Willem Dafoe and Brooklynn Prince from The Florida Project, photo courtesy A24
The Florida Project rolls nationwide this week. It’s a quirky, difficult and sometimes heartbreaking movie, filled with foul-mouthed kids and deeply troubled parents and more content concerns than a season of South Park.
And it’s one of my favorite films of the year.
Most of the film takes place in a seedy hotel in Kissimmee, Fla.—so close to Walt Disney World that you can hear Disney’s fireworks every night from the parking lot. The hotel’s painted in a shade landing somewhere between cotton-candy pink and ugly-bruise purple, and the color fits: Most of the hotel’s residential “guests” have been knocked around plenty.
They’re society’s forgotten poor, locked in a cycle of poverty that they just can’t quite break. For them, just surviving is an everyday occupation. Bobby, the kindly superintendent (played by Willem Dafoe), does what he can to make the place livable and the lives of his guests bearable.
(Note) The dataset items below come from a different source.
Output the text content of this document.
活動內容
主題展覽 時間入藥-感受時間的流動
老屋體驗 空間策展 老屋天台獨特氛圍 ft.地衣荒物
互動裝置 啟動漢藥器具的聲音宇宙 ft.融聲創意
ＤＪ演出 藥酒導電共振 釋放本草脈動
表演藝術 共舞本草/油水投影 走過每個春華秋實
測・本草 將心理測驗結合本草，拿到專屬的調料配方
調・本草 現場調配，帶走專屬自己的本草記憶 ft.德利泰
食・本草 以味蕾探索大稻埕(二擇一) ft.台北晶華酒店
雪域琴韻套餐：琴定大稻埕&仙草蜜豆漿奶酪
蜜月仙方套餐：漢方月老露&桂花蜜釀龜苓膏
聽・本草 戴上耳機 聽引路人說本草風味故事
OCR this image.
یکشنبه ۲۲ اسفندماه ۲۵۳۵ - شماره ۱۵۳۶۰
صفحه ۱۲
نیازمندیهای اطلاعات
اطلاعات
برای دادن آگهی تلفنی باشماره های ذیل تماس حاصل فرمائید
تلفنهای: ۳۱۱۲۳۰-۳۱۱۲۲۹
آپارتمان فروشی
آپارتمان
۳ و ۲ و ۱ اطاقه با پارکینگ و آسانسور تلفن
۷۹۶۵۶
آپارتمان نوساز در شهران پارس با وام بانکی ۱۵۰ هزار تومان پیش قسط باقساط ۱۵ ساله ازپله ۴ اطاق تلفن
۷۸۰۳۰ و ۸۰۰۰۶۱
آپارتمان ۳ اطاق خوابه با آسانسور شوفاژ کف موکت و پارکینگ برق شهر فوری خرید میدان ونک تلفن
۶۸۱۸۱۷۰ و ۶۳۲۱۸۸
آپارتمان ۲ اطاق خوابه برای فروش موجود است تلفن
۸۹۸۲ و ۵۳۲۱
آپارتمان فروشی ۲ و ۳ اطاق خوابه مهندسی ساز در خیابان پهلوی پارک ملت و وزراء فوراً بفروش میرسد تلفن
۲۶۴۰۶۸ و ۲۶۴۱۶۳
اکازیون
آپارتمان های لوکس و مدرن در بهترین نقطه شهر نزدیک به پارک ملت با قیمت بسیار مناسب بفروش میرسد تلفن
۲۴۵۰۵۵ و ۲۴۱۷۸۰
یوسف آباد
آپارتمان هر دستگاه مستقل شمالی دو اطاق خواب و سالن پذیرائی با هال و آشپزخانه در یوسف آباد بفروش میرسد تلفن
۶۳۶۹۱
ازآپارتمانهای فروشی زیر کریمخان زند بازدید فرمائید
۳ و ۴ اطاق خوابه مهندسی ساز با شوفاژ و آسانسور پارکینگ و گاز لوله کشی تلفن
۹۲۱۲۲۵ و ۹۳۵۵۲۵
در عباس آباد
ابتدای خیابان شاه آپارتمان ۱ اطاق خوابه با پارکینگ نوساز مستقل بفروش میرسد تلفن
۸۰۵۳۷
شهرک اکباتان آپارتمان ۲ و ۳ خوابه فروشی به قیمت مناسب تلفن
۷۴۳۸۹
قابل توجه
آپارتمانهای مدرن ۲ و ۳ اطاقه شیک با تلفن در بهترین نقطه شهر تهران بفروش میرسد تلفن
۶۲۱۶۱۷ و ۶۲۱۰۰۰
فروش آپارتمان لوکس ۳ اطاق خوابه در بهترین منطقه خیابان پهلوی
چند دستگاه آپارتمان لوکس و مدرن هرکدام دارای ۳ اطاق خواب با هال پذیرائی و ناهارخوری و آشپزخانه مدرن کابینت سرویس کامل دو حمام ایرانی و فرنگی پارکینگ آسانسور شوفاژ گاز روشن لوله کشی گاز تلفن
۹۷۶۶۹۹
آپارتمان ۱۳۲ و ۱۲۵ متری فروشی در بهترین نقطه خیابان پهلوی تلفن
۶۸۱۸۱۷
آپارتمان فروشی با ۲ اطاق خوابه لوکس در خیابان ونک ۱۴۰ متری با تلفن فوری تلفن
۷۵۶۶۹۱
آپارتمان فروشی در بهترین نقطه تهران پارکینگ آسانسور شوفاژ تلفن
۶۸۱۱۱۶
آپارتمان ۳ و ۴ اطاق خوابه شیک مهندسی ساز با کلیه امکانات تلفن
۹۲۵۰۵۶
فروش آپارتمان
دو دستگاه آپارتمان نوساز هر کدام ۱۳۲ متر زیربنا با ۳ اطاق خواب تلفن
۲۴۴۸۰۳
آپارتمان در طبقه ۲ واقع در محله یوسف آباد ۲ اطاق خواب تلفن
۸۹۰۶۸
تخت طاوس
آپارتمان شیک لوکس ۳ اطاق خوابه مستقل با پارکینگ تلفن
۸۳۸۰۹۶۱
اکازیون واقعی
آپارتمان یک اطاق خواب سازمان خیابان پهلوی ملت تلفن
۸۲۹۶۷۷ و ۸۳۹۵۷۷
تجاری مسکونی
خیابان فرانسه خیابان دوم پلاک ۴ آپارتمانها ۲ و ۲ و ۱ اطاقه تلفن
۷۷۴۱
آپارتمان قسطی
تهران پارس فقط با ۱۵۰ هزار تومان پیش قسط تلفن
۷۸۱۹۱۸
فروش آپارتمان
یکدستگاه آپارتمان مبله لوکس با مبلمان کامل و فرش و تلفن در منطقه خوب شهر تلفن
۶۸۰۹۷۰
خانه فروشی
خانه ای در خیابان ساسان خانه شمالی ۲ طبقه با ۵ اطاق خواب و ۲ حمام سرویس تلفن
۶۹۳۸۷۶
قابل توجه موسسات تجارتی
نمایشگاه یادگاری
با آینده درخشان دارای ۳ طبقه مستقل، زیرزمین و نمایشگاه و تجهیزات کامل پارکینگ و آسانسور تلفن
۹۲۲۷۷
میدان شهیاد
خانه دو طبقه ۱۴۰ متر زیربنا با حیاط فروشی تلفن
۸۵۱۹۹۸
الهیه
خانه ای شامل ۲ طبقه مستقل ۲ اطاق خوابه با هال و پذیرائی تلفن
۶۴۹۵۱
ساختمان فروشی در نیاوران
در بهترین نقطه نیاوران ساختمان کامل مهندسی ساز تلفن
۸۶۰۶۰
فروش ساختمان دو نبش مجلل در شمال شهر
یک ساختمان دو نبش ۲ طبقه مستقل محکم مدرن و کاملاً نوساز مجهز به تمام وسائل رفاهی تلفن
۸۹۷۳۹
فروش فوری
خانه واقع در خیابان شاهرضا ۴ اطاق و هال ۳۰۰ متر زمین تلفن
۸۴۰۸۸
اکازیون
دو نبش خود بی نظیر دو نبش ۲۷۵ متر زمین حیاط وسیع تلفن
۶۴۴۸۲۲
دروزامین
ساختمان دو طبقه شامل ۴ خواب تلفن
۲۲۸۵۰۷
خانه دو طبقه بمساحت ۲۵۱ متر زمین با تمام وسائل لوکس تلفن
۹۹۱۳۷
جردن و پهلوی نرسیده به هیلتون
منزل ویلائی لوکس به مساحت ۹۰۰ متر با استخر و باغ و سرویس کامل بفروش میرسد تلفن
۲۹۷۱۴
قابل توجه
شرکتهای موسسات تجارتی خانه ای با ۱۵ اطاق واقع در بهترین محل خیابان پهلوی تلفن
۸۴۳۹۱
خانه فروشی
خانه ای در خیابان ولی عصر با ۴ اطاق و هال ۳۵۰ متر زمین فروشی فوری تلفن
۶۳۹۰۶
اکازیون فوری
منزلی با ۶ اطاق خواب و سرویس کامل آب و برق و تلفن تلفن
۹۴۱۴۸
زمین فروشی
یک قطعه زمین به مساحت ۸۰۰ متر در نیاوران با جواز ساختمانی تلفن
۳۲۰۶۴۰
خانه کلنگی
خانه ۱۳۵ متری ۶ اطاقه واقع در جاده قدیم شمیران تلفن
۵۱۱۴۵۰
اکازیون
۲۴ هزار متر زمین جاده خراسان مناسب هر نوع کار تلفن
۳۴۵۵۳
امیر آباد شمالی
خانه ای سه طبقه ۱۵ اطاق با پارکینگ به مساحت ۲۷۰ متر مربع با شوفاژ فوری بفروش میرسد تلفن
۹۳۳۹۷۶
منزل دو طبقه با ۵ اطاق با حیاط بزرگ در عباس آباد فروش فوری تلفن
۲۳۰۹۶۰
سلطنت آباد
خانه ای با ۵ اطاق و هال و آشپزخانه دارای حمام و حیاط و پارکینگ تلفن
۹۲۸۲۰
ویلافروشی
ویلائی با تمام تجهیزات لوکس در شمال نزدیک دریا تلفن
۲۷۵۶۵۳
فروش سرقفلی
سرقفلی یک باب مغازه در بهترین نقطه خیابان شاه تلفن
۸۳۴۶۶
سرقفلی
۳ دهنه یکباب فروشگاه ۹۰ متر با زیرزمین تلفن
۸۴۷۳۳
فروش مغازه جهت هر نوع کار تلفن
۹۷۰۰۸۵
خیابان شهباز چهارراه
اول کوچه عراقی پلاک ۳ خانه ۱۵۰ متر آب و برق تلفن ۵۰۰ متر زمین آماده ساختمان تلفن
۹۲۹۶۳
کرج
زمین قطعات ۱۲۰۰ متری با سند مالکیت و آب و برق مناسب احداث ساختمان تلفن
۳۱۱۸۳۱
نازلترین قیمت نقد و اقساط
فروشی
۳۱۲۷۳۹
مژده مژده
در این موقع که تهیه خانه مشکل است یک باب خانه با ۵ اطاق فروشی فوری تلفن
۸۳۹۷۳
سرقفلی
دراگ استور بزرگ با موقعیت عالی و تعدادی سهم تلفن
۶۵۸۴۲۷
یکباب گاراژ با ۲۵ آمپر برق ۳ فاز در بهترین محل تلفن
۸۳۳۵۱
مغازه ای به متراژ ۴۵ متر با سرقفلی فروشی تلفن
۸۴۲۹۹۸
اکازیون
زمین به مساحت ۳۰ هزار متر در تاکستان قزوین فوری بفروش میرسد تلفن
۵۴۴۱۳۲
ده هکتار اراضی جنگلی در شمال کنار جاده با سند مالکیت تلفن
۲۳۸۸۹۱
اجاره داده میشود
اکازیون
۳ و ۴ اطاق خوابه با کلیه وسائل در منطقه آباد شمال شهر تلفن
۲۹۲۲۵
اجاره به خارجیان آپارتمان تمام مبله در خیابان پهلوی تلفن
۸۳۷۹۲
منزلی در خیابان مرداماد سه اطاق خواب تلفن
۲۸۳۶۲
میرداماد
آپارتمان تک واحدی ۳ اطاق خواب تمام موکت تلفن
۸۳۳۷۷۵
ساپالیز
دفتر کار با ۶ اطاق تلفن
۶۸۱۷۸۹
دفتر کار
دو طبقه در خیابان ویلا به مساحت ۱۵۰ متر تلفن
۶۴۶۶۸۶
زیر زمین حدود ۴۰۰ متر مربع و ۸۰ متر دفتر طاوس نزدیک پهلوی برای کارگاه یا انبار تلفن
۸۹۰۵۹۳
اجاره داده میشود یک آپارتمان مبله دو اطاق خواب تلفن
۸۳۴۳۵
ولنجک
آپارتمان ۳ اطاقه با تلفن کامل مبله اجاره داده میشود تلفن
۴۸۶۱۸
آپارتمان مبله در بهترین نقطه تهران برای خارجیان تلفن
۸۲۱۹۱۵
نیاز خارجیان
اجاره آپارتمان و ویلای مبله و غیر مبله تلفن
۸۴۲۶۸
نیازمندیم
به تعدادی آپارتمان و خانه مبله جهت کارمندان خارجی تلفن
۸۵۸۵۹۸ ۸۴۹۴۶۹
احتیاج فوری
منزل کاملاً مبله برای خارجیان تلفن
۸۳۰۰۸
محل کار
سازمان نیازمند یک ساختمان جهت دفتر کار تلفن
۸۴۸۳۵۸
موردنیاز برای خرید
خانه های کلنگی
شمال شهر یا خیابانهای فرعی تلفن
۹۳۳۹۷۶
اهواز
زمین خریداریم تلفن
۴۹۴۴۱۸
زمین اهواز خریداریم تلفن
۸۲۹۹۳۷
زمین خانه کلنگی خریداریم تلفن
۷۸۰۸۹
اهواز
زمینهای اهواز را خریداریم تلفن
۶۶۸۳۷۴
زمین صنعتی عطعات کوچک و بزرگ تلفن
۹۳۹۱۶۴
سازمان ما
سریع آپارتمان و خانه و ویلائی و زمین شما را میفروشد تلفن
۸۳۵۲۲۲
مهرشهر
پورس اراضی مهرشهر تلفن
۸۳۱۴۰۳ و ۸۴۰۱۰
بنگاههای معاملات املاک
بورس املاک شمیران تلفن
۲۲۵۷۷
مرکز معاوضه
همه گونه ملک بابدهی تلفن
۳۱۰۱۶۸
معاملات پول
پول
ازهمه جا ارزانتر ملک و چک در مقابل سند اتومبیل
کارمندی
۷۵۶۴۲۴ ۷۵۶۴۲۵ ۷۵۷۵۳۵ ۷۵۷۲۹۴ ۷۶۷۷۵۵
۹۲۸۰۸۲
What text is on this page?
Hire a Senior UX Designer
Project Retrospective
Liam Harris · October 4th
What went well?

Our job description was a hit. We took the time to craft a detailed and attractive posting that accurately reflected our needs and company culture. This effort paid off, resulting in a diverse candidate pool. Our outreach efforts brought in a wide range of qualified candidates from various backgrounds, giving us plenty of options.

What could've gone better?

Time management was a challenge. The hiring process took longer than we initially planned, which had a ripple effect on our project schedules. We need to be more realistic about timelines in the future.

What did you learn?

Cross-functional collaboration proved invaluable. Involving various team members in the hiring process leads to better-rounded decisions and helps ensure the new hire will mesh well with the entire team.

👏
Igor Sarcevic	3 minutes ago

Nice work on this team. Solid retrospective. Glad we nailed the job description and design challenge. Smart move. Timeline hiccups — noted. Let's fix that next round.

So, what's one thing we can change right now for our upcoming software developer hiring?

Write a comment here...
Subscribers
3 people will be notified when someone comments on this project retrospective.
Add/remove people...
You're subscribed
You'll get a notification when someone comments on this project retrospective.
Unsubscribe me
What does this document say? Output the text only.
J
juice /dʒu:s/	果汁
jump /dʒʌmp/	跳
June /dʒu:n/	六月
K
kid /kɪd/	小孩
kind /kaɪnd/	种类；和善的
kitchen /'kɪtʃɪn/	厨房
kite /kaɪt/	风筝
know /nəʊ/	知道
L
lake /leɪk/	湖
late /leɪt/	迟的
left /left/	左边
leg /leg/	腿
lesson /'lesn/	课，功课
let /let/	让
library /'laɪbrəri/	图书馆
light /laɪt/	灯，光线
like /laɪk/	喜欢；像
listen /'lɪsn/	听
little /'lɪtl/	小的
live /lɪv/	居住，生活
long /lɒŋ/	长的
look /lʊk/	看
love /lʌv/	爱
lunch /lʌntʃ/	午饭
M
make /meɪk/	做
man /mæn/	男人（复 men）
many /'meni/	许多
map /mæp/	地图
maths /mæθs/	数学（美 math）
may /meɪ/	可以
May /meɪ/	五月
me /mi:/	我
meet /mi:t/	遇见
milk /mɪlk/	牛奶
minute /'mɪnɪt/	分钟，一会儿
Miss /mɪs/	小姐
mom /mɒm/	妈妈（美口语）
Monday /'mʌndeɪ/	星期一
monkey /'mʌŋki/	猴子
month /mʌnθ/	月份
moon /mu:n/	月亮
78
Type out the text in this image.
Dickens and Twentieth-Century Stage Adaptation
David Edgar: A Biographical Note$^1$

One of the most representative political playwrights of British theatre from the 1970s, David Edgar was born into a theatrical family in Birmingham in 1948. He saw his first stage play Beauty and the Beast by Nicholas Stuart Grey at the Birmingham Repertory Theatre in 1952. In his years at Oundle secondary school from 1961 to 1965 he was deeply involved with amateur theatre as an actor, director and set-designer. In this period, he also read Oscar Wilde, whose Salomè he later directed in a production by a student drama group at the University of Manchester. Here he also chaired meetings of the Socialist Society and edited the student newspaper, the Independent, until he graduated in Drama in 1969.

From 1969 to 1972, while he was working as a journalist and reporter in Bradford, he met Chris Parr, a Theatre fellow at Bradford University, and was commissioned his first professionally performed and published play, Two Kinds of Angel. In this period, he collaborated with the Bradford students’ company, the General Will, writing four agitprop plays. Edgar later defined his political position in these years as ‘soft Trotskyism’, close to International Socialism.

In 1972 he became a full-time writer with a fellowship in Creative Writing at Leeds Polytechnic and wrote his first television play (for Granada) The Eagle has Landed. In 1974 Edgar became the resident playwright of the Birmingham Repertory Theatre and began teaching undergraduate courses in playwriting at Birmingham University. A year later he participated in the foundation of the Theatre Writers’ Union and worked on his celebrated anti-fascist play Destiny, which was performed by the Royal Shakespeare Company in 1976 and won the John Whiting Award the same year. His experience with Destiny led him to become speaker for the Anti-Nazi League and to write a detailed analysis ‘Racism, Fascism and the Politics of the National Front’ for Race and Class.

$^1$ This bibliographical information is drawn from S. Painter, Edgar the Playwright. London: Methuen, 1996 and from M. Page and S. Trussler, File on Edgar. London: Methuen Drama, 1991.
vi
But there’s only so much he can do—especially when some residents do a bang-up job undercutting their own futures.
Take Halley (Bria Vinaite), a young woman who lives in the hotel with her 6-year-old daughter, Moonee (Brooklynn Prince). She can’t get a traditional job, and she scrambles every month to pay the rent. She and Moonee aren’t quite on the streets yet, but they’re just one bad break—one more mistake—away. And Halley, it seems, has a knack for making mistakes.
But for Moonee, this hotel really is in some ways a magical place. For her—the precocious leader of a ragtag pack of friends—this strip of Kissimmee is her kingdom, full of meadows to cross and derelict condos to explore and tourists to sweet-talk out of a dollar or two.
Director Sean Baker, who took the indie film world by storm in 2015 with Tangerine—a movie shot entirely on via iPhone—gives us a wonderful, terrible world here, where childhood wonder runs headlong into the bitter reality of poverty and poor choices. And it features a marvelous debut by 7-year-old Prince. Give the girl an Oscar now: She turned in the best performance I’ve seen this year.
But The Florida Project also grants us eyes and ears to see and hear an all-too-often invisible segment of society: the poor.